My attempt at the Kaggle competition "San Francisco Crime Classification"
View the Project on GitHub juandes/SFCrimeClassification-R-RandomForest
The "San Francisco Crime Classification" challenge, is a Kaggle competition aimed to predict the category of the crimes that occurred in the city, given the time and location of the incident.
In this post, I explain and outline my first solution to this challenge.
Link to the competition: San Francisco Crime Classification
The algorithm chosen for the implemented solution, is a random forest, a learning method used mostly for classification and regression.
The competition provides two dataset: a train data set and a test dataset. The train dataset is made of 878049 observations and the test dataset, of 884262 observations.
Both of them contains incidents from January 1, 2003 to May 13, 2015.
In an attempt to produce a lower error rate, three random forests were created, using using different predictors and number of trees.
Here, they are presented in the same order they were created.
The first step is to load the random forest library, randomForest, followed by loading both the train and test datasets.
To download the package, use this command:
install.packages("randomForest")
library(randomForest)
setwd("~/path/to/working/directory")
train <- read.csv("~/path/to/working/directory/train.csv")
test <- read.csv("~/path/to/working/directory/test.csv")
The first model uses the day of the week ('DayOfWeek') and the police district ('PdDistrict') as the predictors. The forest is made of 25 trees.
rf <- randomForest(Category ~ DayOfWeek + PdDistrict, data = train, ntree = 25)
This model produced an average error rate of 77.95% (the error rate was calculated after several tests).
For the next model, a new column named 'Hour' was created. The value of this new field is the hour (in 24h format) of the incident (taken from the 'Dates' column).
# Make a new column containing the hour (24h format) of the crime
train$Hour <- sapply(train$Dates, function(x) as.integer(strftime(x, format = "%H")))
# Another random forest model using the same predictors as before, plus the hour of
# the crime
rf <- randomForest(Category ~ DayOfWeek + PdDistrict + Hour, data = train, ntree = 25)
The average error rate is 77.53% (a small improvement from the previous one).
As in the last model, this one also introduces a new column, 'TimeOfDay'. This new variable has the time of the day (early morning, morning, afternoon and night) when the incident occurred.
To create this new column, a custom function was created.
# Function that returns the time of the day (early morning, morning, afternoon or
# or night) according to the hour.
timeoftheday <- function(hour) {
if (hour >= 1 && hour <= 6) { return (as.factor("early morning"))}
else if (hour >= 7 && hour <= 11) { return (as.factor("morning"))}
else if (hour >= 12 && hour <= 19) { return (as.factor("afternoon"))}
else return (as.factor("night"))
}
train$TimeOfDay <- sapply(train$Hour, timeoftheday)

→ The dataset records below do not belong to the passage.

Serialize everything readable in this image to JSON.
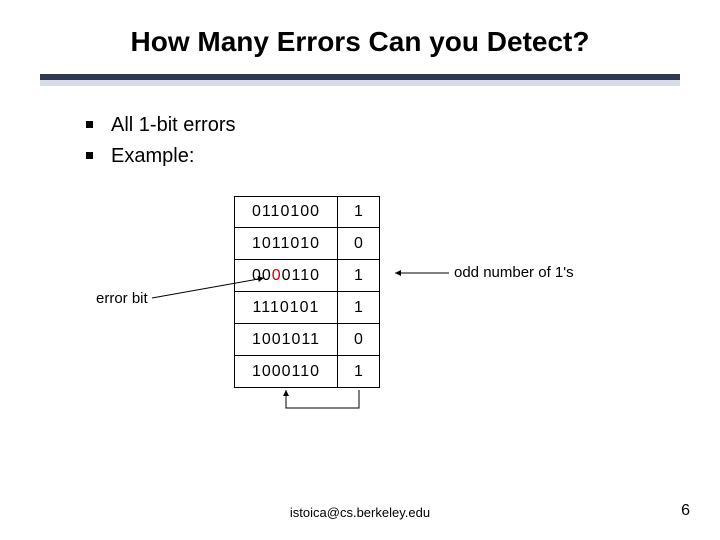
{
  "title": "How Many Errors Can you Detect?",
  "bullets": [
    "All 1-bit errors",
    "Example:"
  ],
  "rows": [
    {
      "pre": "",
      "red": "",
      "post": "0110100",
      "parity": "1"
    },
    {
      "pre": "",
      "red": "",
      "post": "1011010",
      "parity": "0"
    },
    {
      "pre": "00",
      "red": "0",
      "post": "0110",
      "parity": "1"
    },
    {
      "pre": "",
      "red": "",
      "post": "1110101",
      "parity": "1"
    },
    {
      "pre": "",
      "red": "",
      "post": "1001011",
      "parity": "0"
    },
    {
      "pre": "",
      "red": "",
      "post": "1000110",
      "parity": "1"
    }
  ],
  "annotation_error_bit": "error bit",
  "annotation_odd": "odd number of 1's",
  "footer_email": "istoica@cs.berkeley.edu",
  "page_number": "6"
}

rf <- randomForest(Category ~ DayOfWeek + PdDistrict + TimeOfDay, data = train, ntree = 25)
Average error rate of 77.97% (worse than the previous one).
After realizing how similar the error rates were, my next step was to try to minimize the error rate of the second model because it is the one with the lowest error rate. However, even with a larger number of trees, the error rate was very similar. Although in several cases the model achieved an error rate lower than 77.53%, the time it took to train the model, was significantly larger.
Once the model is trained, the next step is to apply the model to the test dataset to predict the category of the crime.
# Add the hour column to the test set.
test$Hour <- sapply(test$Dates, function(x) as.integer(strftime(x, format = "%H")))
predictions.result <- predict(rf, test)
The last step is preparing the output file.
results.for.submission <- table(1:length(predictions.result), predictions.result)
rownames(results.for.submission) <- 0:884261
write.csv(results.for.submission, file = "results.csv")
Upload it to Kaggle!
As expected, the score I received from Kaggle was not that great (26.74064; #~350 in the leaderboard). My plan for the next attempt is to play around with variables I left untouched this time and use another classification model.